My mom’s cousin Amy has a story she likes to tell, of learning to make chicken soup from her mother-in-law many years ago. They had met for the cooking lesson and Amy did as she was instructed, putting the chicken in the pot with carrots, onion and celery. Ingredients assembled, one mystery remained. “But how does it become soup? Where does the soupy part come from?”
Wordlessly, her mother-in-law pointed at the faucet. Amy’s mind was blown. (She went on to become an skilled and prolific soup maker. We all have to start somewhere!)
Making soup is really the act of giving flavor and substance to water. It’s an act of magical transmutation that you can eat for dinner. Do you see now why it’s one of my favorite things to do in the kitchen? (Besides making jam, of course!)

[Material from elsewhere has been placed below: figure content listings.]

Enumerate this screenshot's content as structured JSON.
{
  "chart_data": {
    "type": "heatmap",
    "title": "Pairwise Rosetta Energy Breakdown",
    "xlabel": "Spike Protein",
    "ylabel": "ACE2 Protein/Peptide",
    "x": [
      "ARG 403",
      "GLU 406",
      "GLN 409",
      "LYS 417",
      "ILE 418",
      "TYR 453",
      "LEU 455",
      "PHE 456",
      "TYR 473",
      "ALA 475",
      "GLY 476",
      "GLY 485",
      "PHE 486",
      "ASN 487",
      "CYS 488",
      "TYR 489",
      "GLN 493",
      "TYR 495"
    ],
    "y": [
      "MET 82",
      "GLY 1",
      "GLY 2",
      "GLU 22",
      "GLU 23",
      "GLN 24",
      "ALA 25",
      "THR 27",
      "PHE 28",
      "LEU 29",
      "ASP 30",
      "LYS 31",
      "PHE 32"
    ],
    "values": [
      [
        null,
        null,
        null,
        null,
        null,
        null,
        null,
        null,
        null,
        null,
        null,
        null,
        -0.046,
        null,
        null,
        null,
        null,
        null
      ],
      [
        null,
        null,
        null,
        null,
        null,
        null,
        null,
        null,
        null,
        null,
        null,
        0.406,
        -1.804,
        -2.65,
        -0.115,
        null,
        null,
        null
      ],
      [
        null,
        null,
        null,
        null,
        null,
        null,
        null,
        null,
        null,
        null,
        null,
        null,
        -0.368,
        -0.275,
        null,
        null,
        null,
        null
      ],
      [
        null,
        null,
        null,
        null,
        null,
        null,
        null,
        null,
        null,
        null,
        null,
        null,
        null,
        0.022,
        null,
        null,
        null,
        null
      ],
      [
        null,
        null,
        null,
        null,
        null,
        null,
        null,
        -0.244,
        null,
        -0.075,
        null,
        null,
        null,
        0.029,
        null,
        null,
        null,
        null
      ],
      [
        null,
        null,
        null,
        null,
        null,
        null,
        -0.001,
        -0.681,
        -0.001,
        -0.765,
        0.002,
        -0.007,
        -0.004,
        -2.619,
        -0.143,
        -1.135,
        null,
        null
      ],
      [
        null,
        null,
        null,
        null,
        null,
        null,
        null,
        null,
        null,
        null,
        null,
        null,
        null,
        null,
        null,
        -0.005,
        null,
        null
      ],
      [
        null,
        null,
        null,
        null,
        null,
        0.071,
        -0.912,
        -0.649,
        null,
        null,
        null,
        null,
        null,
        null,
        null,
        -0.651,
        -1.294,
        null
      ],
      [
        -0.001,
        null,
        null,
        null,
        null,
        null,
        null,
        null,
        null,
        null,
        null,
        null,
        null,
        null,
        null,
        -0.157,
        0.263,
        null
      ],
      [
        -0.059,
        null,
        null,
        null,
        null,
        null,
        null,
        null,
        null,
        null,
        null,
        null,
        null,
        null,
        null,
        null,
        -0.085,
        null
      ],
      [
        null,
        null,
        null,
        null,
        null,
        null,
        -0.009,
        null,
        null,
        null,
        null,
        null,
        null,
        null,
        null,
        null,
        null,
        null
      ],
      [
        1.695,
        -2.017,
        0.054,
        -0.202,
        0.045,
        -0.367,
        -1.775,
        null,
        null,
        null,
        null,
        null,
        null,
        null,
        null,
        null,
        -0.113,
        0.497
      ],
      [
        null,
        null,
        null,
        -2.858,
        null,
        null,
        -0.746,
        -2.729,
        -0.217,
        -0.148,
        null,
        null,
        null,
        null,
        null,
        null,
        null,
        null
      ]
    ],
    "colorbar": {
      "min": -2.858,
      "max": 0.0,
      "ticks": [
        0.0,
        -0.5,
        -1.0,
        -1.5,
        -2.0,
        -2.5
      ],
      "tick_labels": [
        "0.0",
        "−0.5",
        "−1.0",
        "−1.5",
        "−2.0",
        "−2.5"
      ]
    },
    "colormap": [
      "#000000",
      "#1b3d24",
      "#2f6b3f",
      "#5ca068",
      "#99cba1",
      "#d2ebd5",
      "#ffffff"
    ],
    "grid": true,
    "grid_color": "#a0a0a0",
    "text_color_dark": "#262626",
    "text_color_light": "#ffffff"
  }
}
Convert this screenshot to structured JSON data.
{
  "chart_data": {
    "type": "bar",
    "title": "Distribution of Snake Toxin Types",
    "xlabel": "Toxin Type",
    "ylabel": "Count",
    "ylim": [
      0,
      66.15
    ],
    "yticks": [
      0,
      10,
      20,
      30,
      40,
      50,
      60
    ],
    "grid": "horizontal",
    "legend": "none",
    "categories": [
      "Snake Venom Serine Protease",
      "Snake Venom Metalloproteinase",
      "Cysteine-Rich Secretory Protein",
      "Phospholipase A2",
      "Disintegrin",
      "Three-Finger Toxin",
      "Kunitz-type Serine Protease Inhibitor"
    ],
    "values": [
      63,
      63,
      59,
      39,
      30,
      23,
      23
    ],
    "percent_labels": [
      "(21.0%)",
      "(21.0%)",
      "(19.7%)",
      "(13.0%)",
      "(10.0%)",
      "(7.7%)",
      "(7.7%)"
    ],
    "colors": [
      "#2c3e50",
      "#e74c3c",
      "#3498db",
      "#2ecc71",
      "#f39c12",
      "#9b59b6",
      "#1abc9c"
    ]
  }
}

I’m heading off into fanciful waters here, when really what I want to tell you about is the homemade vegetable soup base that I make in batches and keep in the fridge. It is one of my favorite tools for starting the transformation of water into soup (I also keep both the chicken and beef varieties of Better than Bouillon in my fridge, for when I want a meatier boost for my concoctions).
It’s relatively cheap to make, keeps forever (and honestly, just gets more interesting the longer it’s been in the fridge), and brings round, robust flavor to all manner of soups and stews. It’s also my secret weapon for days when I’ve been out and need a healthy lunch immediately.
I boil a little water in a small pot and stir in a couple teaspoons of soup base until it dissolves. I add a handful of chopped greens (spinach, arugula, chard, or kale) and once they wilt, break an egg into the pot. Then I it off the heat and let it sit for three or four minutes, to give the egg a little time to cook. I eat it out of the pot with a spoon and feel grateful for good food.
Now before you start praising me and calling me a genius, I must tell you, the idea behind this soup base is not the work of my personal brilliance. I’ve seen it in many places over the years.
Like Heidi, I first spotted it in the River Cottage Preserves Book when it was initially published in the US. Then this piece on dear, departed Culinate riffed on Heidi’s version. Jennie has a version on her blog and in her lovely book, Homemade With Love.
My version is a bit different than those from whom I’ve taken inspiration. Yours can be too. The only ingredient that is non-negotiable is the salt. You need it for both flavor and preservative power.